Gearbeitet wird mit einer "Schattenmannschaft" bzw. eigentlich mit mehreren. "Wir haben Shortlists pro Position. Christian Ramsebner und ich machen daraus eine konsolidierte Liste mit acht bis zehn Spielern pro Position, daraus eine Reihung der Top drei bis fünf", sagt der Scout.
In diesen Märkten wird gefahndet
Die Kernmärkte sind zuallererst Österreich, dann Deutschland und die Schweiz. Es folgen Holland, Belgien und Osteuropa. Aber auch in Japan und Korea wird nach Spielern gefahndet. "Wir haben im Datenbereich 20 bis 23 Ligen freigeschalten", verrät Stork.
Er sagt: "Wir nehmen uns das Recht raus, das Gehalt und mögliche Ablösen erst mal wegzulassen. Wir geben die sportliche Einschätzung ab. Aber du hast ja ungefähr ein Gefühl, welche Märkte machbar sind."
Was ist finanziell möglich?
Die finanzielle Machbarkeit abzuklären und auch den Menschen hinter den Zahlen kennenzulernen, sei in erster Linie Aufgabe der sportlich Verantwortlichen.
Wobei Letzteres durchaus schon von der Scouting-Abteilung abgecheckt wird.
Stork: "Wenn ich rausfahre, um einen Spieler live anzusehen, dann, um ihn in erster Linie auf dem Platz zu checken. Ich achte aber schon auch darauf: Was passiert abseits des Balles? Regt er sich auf, wenn einer den Ball verliert? Ist der am Motzen? Ist das ein Antreiber?"
Sich intensiv Videos anzusehen, Spieler im Stadion zu beobachten, sie persönlich kennenzulernen – all das ist unumgänglich, soll am Ende des Tages eine fundierte Entscheidung getroffen werden.
Aber Datenscouting ist eben eine gute Grundlage.
Der Gegencheck
Stork spricht von zwei Kernprozessen:
"Einerseits haben wir ein klares Profil, was wir im Kader brauchen. Etwa einen Außen, der 1-gegen-1 gehen kann. Dann versuchen wir, Spieler zu identifizieren."

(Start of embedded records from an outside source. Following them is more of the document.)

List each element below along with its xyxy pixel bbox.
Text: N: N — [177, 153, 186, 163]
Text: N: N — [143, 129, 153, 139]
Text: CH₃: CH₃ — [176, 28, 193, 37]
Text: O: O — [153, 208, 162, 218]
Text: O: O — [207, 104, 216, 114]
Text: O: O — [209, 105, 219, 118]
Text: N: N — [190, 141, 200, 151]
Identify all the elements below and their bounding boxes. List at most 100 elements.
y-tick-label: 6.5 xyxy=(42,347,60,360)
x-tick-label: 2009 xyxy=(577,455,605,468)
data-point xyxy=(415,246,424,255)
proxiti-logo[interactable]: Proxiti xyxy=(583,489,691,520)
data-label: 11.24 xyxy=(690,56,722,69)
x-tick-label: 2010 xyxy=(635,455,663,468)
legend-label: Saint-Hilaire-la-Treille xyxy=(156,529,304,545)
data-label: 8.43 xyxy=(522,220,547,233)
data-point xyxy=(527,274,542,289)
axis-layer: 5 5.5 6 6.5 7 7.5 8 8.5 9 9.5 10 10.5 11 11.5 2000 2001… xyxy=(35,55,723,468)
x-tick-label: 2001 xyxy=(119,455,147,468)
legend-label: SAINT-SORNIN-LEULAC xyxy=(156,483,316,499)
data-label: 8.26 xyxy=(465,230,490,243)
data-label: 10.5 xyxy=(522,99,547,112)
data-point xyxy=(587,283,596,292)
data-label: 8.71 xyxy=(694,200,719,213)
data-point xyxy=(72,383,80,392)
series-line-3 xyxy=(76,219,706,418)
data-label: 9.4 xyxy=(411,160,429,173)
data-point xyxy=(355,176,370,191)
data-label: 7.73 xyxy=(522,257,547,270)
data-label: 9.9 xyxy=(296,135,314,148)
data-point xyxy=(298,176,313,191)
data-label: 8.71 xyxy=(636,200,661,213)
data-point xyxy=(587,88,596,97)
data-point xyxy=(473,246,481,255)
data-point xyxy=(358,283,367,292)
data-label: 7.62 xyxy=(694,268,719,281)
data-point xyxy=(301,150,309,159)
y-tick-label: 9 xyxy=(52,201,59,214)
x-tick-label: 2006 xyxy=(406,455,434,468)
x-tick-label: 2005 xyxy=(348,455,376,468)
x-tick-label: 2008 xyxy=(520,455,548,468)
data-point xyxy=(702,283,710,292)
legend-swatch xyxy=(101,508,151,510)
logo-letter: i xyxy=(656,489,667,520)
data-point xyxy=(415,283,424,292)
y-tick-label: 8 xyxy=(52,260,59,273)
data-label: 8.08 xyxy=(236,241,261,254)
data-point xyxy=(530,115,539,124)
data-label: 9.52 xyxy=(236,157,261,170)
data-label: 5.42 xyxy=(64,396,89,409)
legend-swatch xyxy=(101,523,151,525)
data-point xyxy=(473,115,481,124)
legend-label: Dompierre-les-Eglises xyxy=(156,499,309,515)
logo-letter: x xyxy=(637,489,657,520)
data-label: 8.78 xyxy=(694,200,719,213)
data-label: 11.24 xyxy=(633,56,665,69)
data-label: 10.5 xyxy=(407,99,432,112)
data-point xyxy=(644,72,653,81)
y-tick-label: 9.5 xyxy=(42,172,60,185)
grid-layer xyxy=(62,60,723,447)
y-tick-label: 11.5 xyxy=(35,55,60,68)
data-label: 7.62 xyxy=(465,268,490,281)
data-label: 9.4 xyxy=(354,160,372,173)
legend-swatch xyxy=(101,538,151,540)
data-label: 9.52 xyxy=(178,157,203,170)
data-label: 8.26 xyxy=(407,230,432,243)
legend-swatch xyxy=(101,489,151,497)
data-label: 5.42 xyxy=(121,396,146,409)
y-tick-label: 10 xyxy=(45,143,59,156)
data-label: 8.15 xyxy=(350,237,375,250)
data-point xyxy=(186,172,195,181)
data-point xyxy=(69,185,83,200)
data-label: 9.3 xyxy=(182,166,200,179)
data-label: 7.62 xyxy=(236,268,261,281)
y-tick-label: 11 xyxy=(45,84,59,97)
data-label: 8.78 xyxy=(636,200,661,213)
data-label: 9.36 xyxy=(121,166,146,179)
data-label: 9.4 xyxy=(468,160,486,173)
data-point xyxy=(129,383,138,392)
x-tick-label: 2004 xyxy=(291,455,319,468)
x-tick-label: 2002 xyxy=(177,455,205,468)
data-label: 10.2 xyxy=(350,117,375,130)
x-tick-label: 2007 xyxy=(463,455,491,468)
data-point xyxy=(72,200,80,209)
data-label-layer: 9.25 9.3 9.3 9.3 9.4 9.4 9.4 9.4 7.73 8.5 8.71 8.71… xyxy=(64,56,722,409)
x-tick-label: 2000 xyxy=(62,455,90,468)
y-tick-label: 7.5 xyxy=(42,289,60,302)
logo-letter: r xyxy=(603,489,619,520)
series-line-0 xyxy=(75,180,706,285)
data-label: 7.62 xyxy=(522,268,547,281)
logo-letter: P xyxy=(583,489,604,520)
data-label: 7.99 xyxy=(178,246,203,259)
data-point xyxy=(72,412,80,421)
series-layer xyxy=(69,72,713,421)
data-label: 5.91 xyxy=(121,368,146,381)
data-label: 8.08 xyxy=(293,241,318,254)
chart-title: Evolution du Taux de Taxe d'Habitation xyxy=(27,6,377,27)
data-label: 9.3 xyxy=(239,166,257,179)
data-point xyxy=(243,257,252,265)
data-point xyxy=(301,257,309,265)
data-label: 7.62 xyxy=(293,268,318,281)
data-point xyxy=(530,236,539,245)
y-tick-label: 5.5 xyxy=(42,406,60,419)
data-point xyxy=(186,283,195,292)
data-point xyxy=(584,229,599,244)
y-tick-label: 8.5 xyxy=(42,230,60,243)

"Andererseits kann es sein, dass wir den Spieler schon kennen, wir dann aber unseren Eindruck als Scout gegenchecken. Es ist wichtig und notwendig, die Möglichkeit zu haben, rein objektiv und emotionslos nachzuschauen: Wie war er denn in den 27 anderen Spielen, nachdem ich den total geil gefunden habe?"
Wann sein Job frustrierend sei? Stork grinst: "Wir holen in der Saison drei, vier neue Spieler. Wir schauen uns aber gut und gerne über eine gesamte Saison hinweg auch mal 1.000 Spieler an. Das ist per se frustrierend. Aber wenn wir von einem Spieler überzeugt sind, und dann kommt die Pressemitteilung, dass der bei einem direkten Konkurrenten unterschrieben hat, ist das schon sehr, sehr ärgerlich."